Tony Wheeler (born 20 December 1946) is an English-born Australian publishing entrepreneur, businessman and travel writer, co-founder of the Lonely Planet guidebook company with his wife, Maureen Wheeler.

Wheeler was born in England. His father worked for the British Overseas Airways Corporation as an airport manager, so he grew up in Pakistan, the Bahamas, Canada, the United States and England, never spending as much as two years in the same school.

Wheeler holds an engineering degree from Warwick University and an MBA from London Business School. He was an engineer at the Chrysler corporation.

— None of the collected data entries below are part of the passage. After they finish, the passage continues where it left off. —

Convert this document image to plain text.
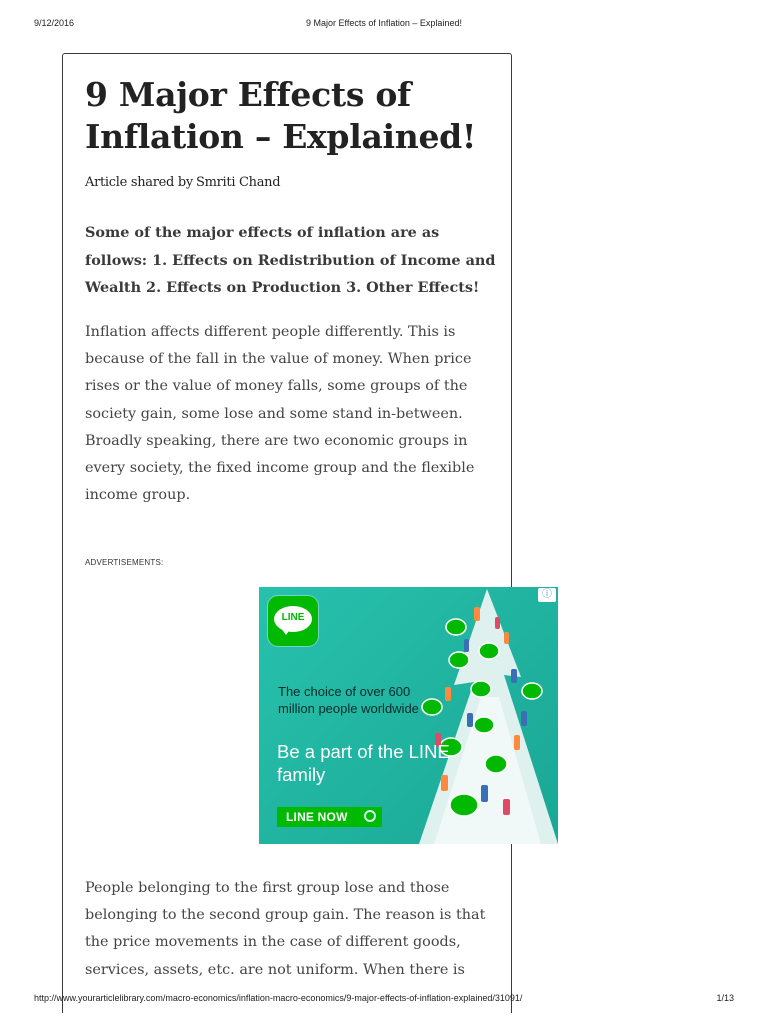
9/12/2016	9 Major Effects of Inflation – Explained!
9 Major Effects of Inflation – Explained!
Article shared by Smriti Chand

Some of the major effects of inflation are as follows: 1. Effects on Redistribution of Income and Wealth 2. Effects on Production 3. Other Effects!

Inflation affects different people differently. This is because of the fall in the value of money. When price rises or the value of money falls, some groups of the society gain, some lose and some stand in-between. Broadly speaking, there are two economic groups in every society, the fixed income group and the flexible income group.

ADVERTISEMENTS:

People belonging to the first group lose and those belonging to the second group gain. The reason is that the price movements in the case of different goods, services, assets, etc. are not uniform. When there is

ⓘ
LINE

The choice of over 600 million people worldwide

Be a part of the LINE family

LINE NOW
http://www.yourarticlelibrary.com/macro-economics/inflation-macro-economics/9-major-effects-of-inflation-explained/31091/	1/13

After travelling across Europe with Maureen Wheeler, they arrived in Melbourne in 1972 and put out their first book, Across Asia on the Cheap in 1973. This would grow into the Lonely Planet empire, a name derived from a misheard Joe Cocker song (the lyric was, in fact, "lovely planet"). They married and had two children, Tashi and Kieran.

In 1980, the publication of a guidebook to India effectively doubled the size of the company.

BBC Worldwide bought 75 percent of their share of the company in 2007 and their remaining 25 percent in February 2011, bringing the couple's net worth to $190 million.

His books since Lonely Planet include Bad Lands and Unlikely Destinations.

In the 2014 Queen's Birthday Honours List, Tony and Maureen Wheeler were both appointed as Officers of the Order of Australia (AO), each for "distinguished service to business and commerce as a publisher of travel guides, and as a benefactor to a range of Australian arts and aid organisations". When interviewed on ABC TV One Plus One on 20 June 2019 Wheeler said he has a home in England and Melbourne.